The thing that Edward doesn't seem to get now - as he lectures the world on strategy and proportionality and priorities in restucturing our broken world . . . the thing that most of the progressive left doesn't yet get as it denigrates about half the population in order to serve its pseudo-socialist agenda. . . is that what we need most . . . from over-indulged, hedonistic top to uber-entitled bottom . . . is to get back to the notions of personal responsibility and accountability . . . of personal ethics and of simple right and wrong . . . of the rule of law applying equally to everybody . . . to understanding that freedom is NOT free, and your fellow Americans should not have to pay for your pursuit of happiness . . . and that NO, we-on-the-wrong-end-of-a-screw-turn-by-people-charged-with-the-public-good DO NOT NEED TO GET OVER IT.

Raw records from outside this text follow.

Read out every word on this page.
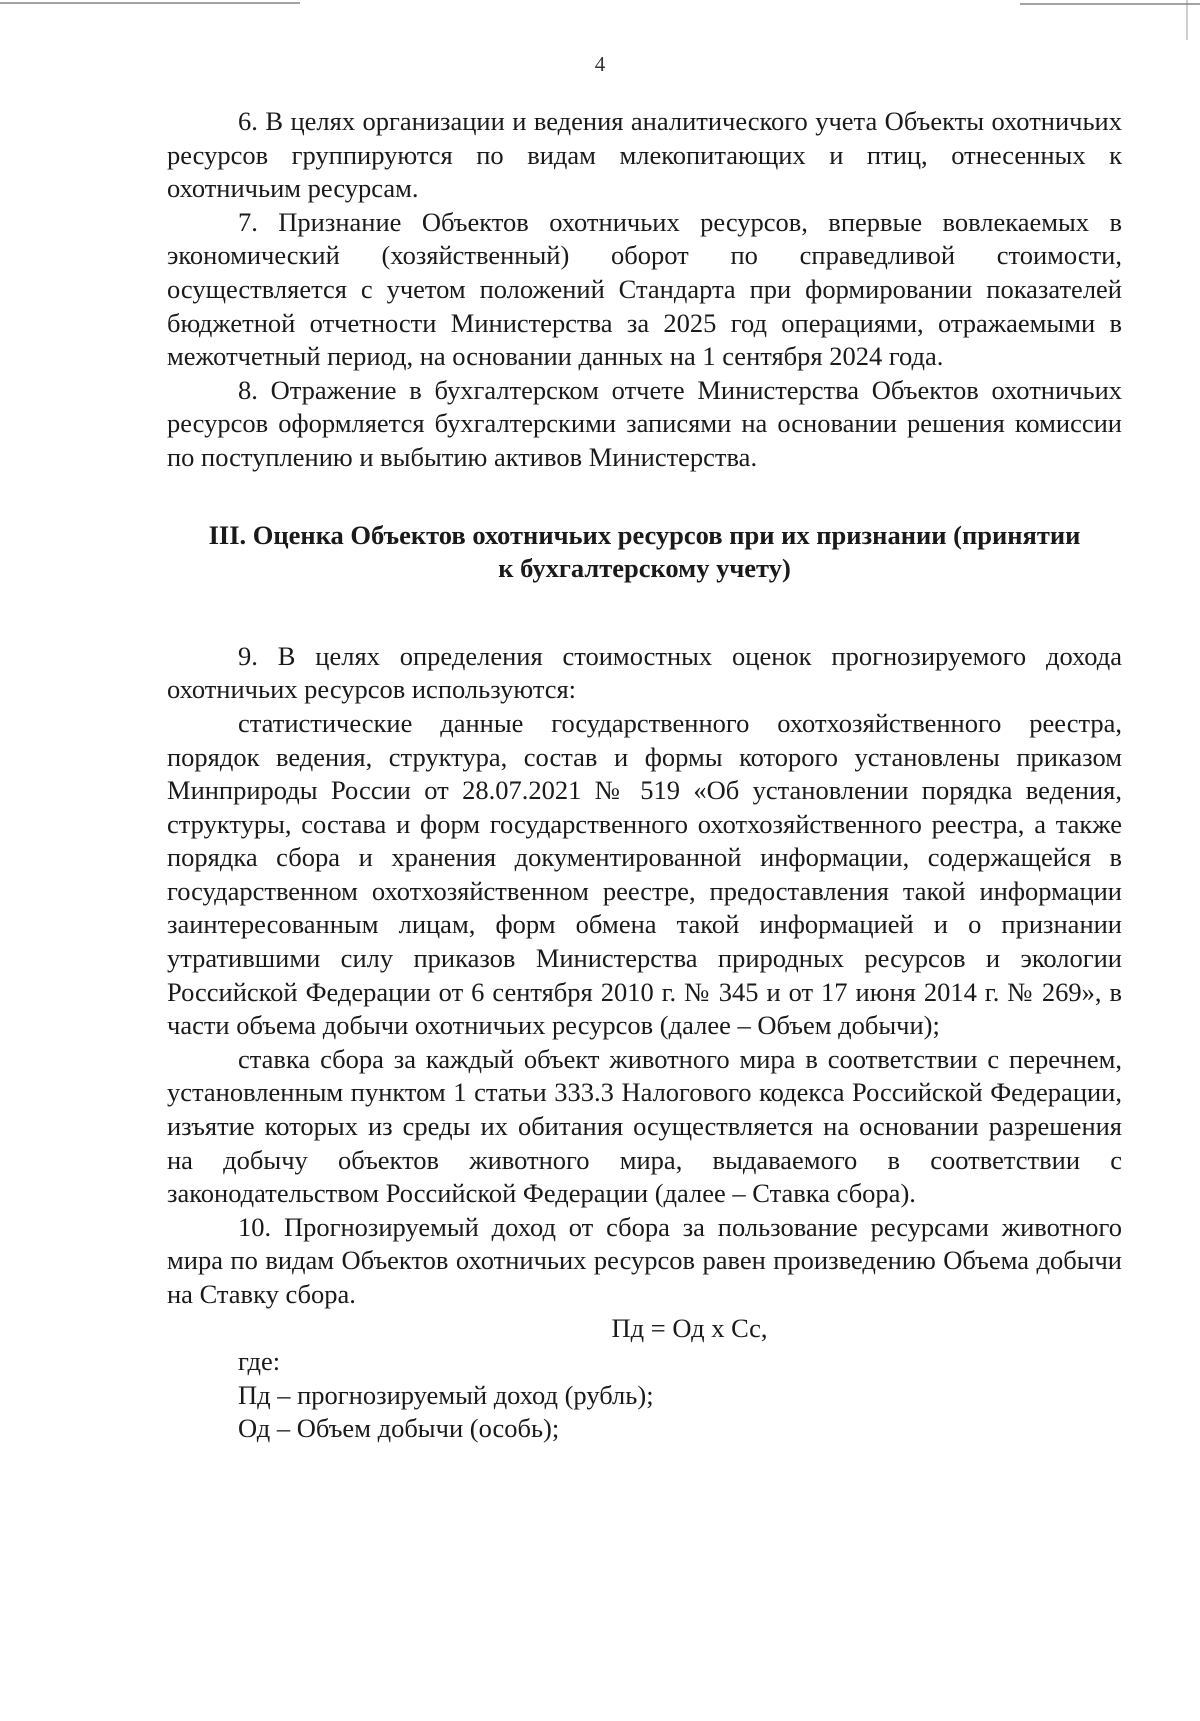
4

6. В целях организации и ведения аналитического учета Объекты охотничьих ресурсов группируются по видам млекопитающих и птиц, отнесенных к охотничьим ресурсам.

7. Признание Объектов охотничьих ресурсов, впервые вовлекаемых в экономический (хозяйственный) оборот по справедливой стоимости, осуществляется с учетом положений Стандарта при формировании показателей бюджетной отчетности Министерства за 2025 год операциями, отражаемыми в межотчетный период, на основании данных на 1 сентября 2024 года.

8. Отражение в бухгалтерском отчете Министерства Объектов охотничьих ресурсов оформляется бухгалтерскими записями на основании решения комиссии по поступлению и выбытию активов Министерства.

III. Оценка Объектов охотничьих ресурсов при их признании (принятии

к бухгалтерскому учету)

9. В целях определения стоимостных оценок прогнозируемого дохода охотничьих ресурсов используются:

статистические данные государственного охотхозяйственного реестра, порядок ведения, структура, состав и формы которого установлены приказом Минприроды России от 28.07.2021 № 519 «Об установлении порядка ведения, структуры, состава и форм государственного охотхозяйственного реестра, а также порядка сбора и хранения документированной информации, содержащейся в государственном охотхозяйственном реестре, предоставления такой информации заинтересованным лицам, форм обмена такой информацией и о признании утратившими силу приказов Министерства природных ресурсов и экологии Российской Федерации от 6 сентября 2010 г. № 345 и от 17 июня 2014 г. № 269», в части объема добычи охотничьих ресурсов (далее – Объем добычи);

ставка сбора за каждый объект животного мира в соответствии с перечнем, установленным пунктом 1 статьи 333.3 Налогового кодекса Российской Федерации, изъятие которых из среды их обитания осуществляется на основании разрешения на добычу объектов животного мира, выдаваемого в соответствии с законодательством Российской Федерации (далее – Ставка сбора).

10. Прогнозируемый доход от сбора за пользование ресурсами животного мира по видам Объектов охотничьих ресурсов равен произведению Объема добычи на Ставку сбора.

Пд = Од х Сс,

где:

Пд – прогнозируемый доход (рубль);

Од – Объем добычи (особь);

So, dear readers (and my dear Billy Jones), you'll forgive me if I didn't pick up a sign and march for "Occupy Asheboro" on Saturday. I'm not French. And I had better things to do. Moreover, there would be no point.
You see, I've been there done that - several years ago. The daily newspapers and TV stations did not show up. And the Asheboro police were not there to "protect" me, but to arrest me if I stepped one foot off their script.
To close this post, and on a side note before I dive back into my break, this was in my Inbox . . . from another well-named friend . . . over the weekend:
For those detractors of yours who only read the print edition of the News & Record, there will be a brief moment of euphoria, but only brief. You see Doctor, in the print edition of today's N&R under the obituary listings by city and county, there is a "Mary Johnson" listed under Randolph County, and only if you read the actual obituary on the following page is one made aware that it is not "that woman"......
ASHEBORO — Mary Ella Geddie Johnson, 96, died October 6, 2011. A memorial service will be held Sunday at 2 p.m. at First United Methodist Church. Arrangements by Pugh Funeral Home, Asheboro.
I hope Mary Johnson rests in peace. For if she lived in Randolph County for all of her 96 years, she most certainly deserves the rest.
And I'll take one Buzz Armfield over an army of Ed Cones any day.